Key Laboratory of Modern Acoustics, Institute of Acoustics, Nanjing University, Nanjing 210093,
J Acoust Soc Am. 2019 Mar;145(3):EL250. doi: 10.1121/1.5094338.
Adaptive algorithm based on multi-channel linear prediction (MCLP) is an effective dereverberation method. However, the abrupt change of the target speech source position makes it difficult to guarantee both the fast convergence speed and the optimal steady-state behavior. In this letter, the recursive-least-squares (RLS)-based and Kalman-filter-based adaptive MCLP method for speech dereverberation are investigated.
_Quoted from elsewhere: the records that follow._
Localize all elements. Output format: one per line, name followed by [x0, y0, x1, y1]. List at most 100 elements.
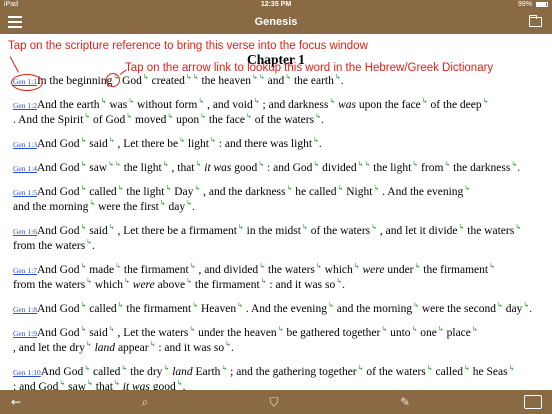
dictionary-arrow-icon[interactable]: ↳: [287, 184, 293, 192]
search-icon[interactable]: ⌕: [137, 394, 153, 410]
dictionary-arrow-icon[interactable]: ↳: [84, 112, 90, 120]
dictionary-arrow-icon[interactable]: ↳: [196, 160, 202, 168]
dictionary-arrow-icon[interactable]: ↳: [189, 325, 195, 333]
dictionary-arrow-icon[interactable]: ↳: [109, 136, 115, 144]
dictionary-arrow-icon[interactable]: ↳: [190, 262, 196, 270]
verse-reference-link[interactable]: Gen 1:10: [13, 368, 41, 377]
dictionary-arrow-icon[interactable]: ↳: [118, 184, 124, 192]
dictionary-arrow-icon[interactable]: ↳: [80, 184, 86, 192]
dictionary-arrow-icon[interactable]: ↳: [118, 301, 124, 309]
dictionary-arrow-icon[interactable]: ↳: [80, 136, 86, 144]
dictionary-arrow-icon[interactable]: ↳: [252, 73, 258, 81]
dictionary-arrow-icon[interactable]: ↳: [114, 379, 120, 387]
dictionary-arrow-icon[interactable]: ↳: [472, 325, 478, 333]
dictionary-arrow-icon[interactable]: ↳: [427, 364, 433, 372]
dictionary-arrow-icon[interactable]: ↳: [259, 73, 265, 81]
dictionary-arrow-icon[interactable]: ↳: [193, 73, 199, 81]
dictionary-arrow-icon[interactable]: ↳: [150, 340, 156, 348]
dictionary-arrow-icon[interactable]: ↳: [126, 112, 132, 120]
dictionary-arrow-icon[interactable]: ↳: [329, 97, 335, 105]
dictionary-arrow-icon[interactable]: ↳: [89, 199, 95, 207]
dictionary-arrow-icon[interactable]: ↳: [328, 301, 334, 309]
dictionary-arrow-icon[interactable]: ↳: [221, 364, 227, 372]
dictionary-arrow-icon[interactable]: ↳: [422, 97, 428, 105]
dictionary-arrow-icon[interactable]: ↳: [167, 112, 173, 120]
verse-reference-link[interactable]: Gen 1:3: [13, 140, 37, 149]
dictionary-arrow-icon[interactable]: ↳: [200, 112, 206, 120]
verse-reference-link[interactable]: Gen 1:5: [13, 188, 37, 197]
dictionary-arrow-icon[interactable]: ↳: [413, 301, 419, 309]
dictionary-arrow-icon[interactable]: ↳: [483, 97, 489, 105]
dictionary-arrow-icon[interactable]: ↳: [192, 301, 198, 309]
dictionary-arrow-icon[interactable]: ↳: [238, 223, 244, 231]
dictionary-arrow-icon[interactable]: ↳: [101, 97, 107, 105]
dictionary-arrow-icon[interactable]: ↳: [337, 184, 343, 192]
dictionary-arrow-icon[interactable]: ↳: [128, 97, 134, 105]
dictionary-arrow-icon[interactable]: ↳: [259, 262, 265, 270]
dictionary-arrow-icon[interactable]: ↳: [59, 379, 65, 387]
dictionary-arrow-icon[interactable]: ↳: [80, 301, 86, 309]
dictionary-arrow-icon[interactable]: ↳: [121, 364, 127, 372]
dictionary-arrow-icon[interactable]: ↳: [86, 340, 92, 348]
dictionary-arrow-icon[interactable]: ↳: [415, 262, 421, 270]
dictionary-arrow-icon[interactable]: ↳: [194, 184, 200, 192]
dictionary-arrow-icon[interactable]: ↳: [210, 136, 216, 144]
dictionary-arrow-icon[interactable]: ↳: [464, 364, 470, 372]
verse-reference-link[interactable]: Gen 1:8: [13, 305, 37, 314]
dictionary-arrow-icon[interactable]: ↳: [278, 325, 284, 333]
dictionary-arrow-icon[interactable]: ↳: [163, 160, 169, 168]
verse-reference-link[interactable]: Gen 1:2: [13, 101, 37, 110]
tag-icon[interactable]: ⛉: [266, 394, 282, 410]
dictionary-arrow-icon[interactable]: ↳: [198, 97, 204, 105]
dictionary-arrow-icon[interactable]: ↳: [160, 199, 166, 207]
dictionary-arrow-icon[interactable]: ↳: [444, 160, 450, 168]
dictionary-arrow-icon[interactable]: ↳: [165, 184, 171, 192]
dictionary-arrow-icon[interactable]: ↳: [186, 73, 192, 81]
dictionary-arrow-icon[interactable]: ↳: [354, 262, 360, 270]
dictionary-arrow-icon[interactable]: ↳: [373, 184, 379, 192]
dictionary-arrow-icon[interactable]: ↳: [365, 160, 371, 168]
dictionary-arrow-icon[interactable]: ↳: [412, 325, 418, 333]
dictionary-arrow-icon[interactable]: ↳: [237, 301, 243, 309]
arrow-left-icon[interactable]: ←: [8, 394, 24, 410]
dictionary-arrow-icon[interactable]: ↳: [87, 379, 93, 387]
dictionary-arrow-icon[interactable]: ↳: [179, 136, 185, 144]
dictionary-arrow-icon[interactable]: ↳: [509, 364, 515, 372]
dictionary-arrow-icon[interactable]: ↳: [80, 223, 86, 231]
dictionary-arrow-icon[interactable]: ↳: [108, 160, 114, 168]
dictionary-arrow-icon[interactable]: ↳: [258, 160, 264, 168]
verse-reference-link[interactable]: Gen 1:9: [13, 329, 37, 338]
dictionary-arrow-icon[interactable]: ↳: [84, 364, 90, 372]
verse-reference-link[interactable]: Gen 1:7: [13, 266, 37, 275]
dictionary-arrow-icon[interactable]: ↳: [124, 277, 130, 285]
dictionary-arrow-icon[interactable]: ↳: [438, 325, 444, 333]
dictionary-arrow-icon[interactable]: ↳: [302, 223, 308, 231]
dictionary-arrow-icon[interactable]: ↳: [143, 73, 149, 81]
dictionary-arrow-icon[interactable]: ↳: [109, 325, 115, 333]
dictionary-arrow-icon[interactable]: ↳: [371, 223, 377, 231]
dictionary-arrow-icon[interactable]: ↳: [358, 364, 364, 372]
dictionary-arrow-icon[interactable]: ↳: [246, 112, 252, 120]
dictionary-arrow-icon[interactable]: ↳: [80, 262, 86, 270]
verse-reference-link[interactable]: Gen 1:6: [13, 227, 37, 236]
dictionary-arrow-icon[interactable]: ↳: [313, 160, 319, 168]
dictionary-arrow-icon[interactable]: ↳: [115, 262, 121, 270]
dictionary-arrow-icon[interactable]: ↳: [186, 277, 192, 285]
dictionary-arrow-icon[interactable]: ↳: [459, 223, 465, 231]
dictionary-arrow-icon[interactable]: ↳: [358, 160, 364, 168]
dictionary-arrow-icon[interactable]: ↳: [115, 160, 121, 168]
dictionary-arrow-icon[interactable]: ↳: [80, 160, 86, 168]
verse-reference-link[interactable]: Gen 1:4: [13, 164, 37, 173]
dictionary-arrow-icon[interactable]: ↳: [80, 325, 86, 333]
dictionary-arrow-icon[interactable]: ↳: [497, 301, 503, 309]
book-icon[interactable]: [524, 395, 542, 409]
dictionary-arrow-icon[interactable]: ↳: [412, 160, 418, 168]
dictionary-arrow-icon[interactable]: ↳: [381, 325, 387, 333]
dictionary-arrow-icon[interactable]: ↳: [163, 364, 169, 372]
edit-icon[interactable]: ✎: [397, 394, 413, 410]
dictionary-arrow-icon[interactable]: ↳: [515, 223, 521, 231]
dictionary-arrow-icon[interactable]: ↳: [464, 184, 470, 192]
dictionary-arrow-icon[interactable]: ↳: [285, 73, 291, 81]
folder-icon[interactable]: [529, 15, 542, 27]
dictionary-arrow-icon[interactable]: ↳: [489, 262, 495, 270]
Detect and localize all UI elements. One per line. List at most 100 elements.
Based on the relative weighted change of the adaptive filter coefficients, a time-varying forgetting factor for the RLS algorithm and a re-initialization mechanism for the Kalman filter are proposed to make the algorithm robust to the abrupt change of the target speaker positions. The advantages of the proposed scheme are demonstrated in the experiments.
基于多通道线性预测(MCLP)的自适应算法是一种有效的去混响方法。然而,目标语音源位置的突然变化使得很难同时保证快速收敛速度和最优稳态行为。在本信中,研究了基于递推最小二乘法(RLS)和基于卡尔曼滤波的语音去混响自适应 MCLP 方法。基于自适应滤波器系数的相对加权变化,提出了一种用于 RLS 算法的时变遗忘因子和一种用于卡尔曼滤波器的重新初始化机制,以使算法对目标说话人位置的突然变化具有鲁棒性。实验证明了所提出方案的优势。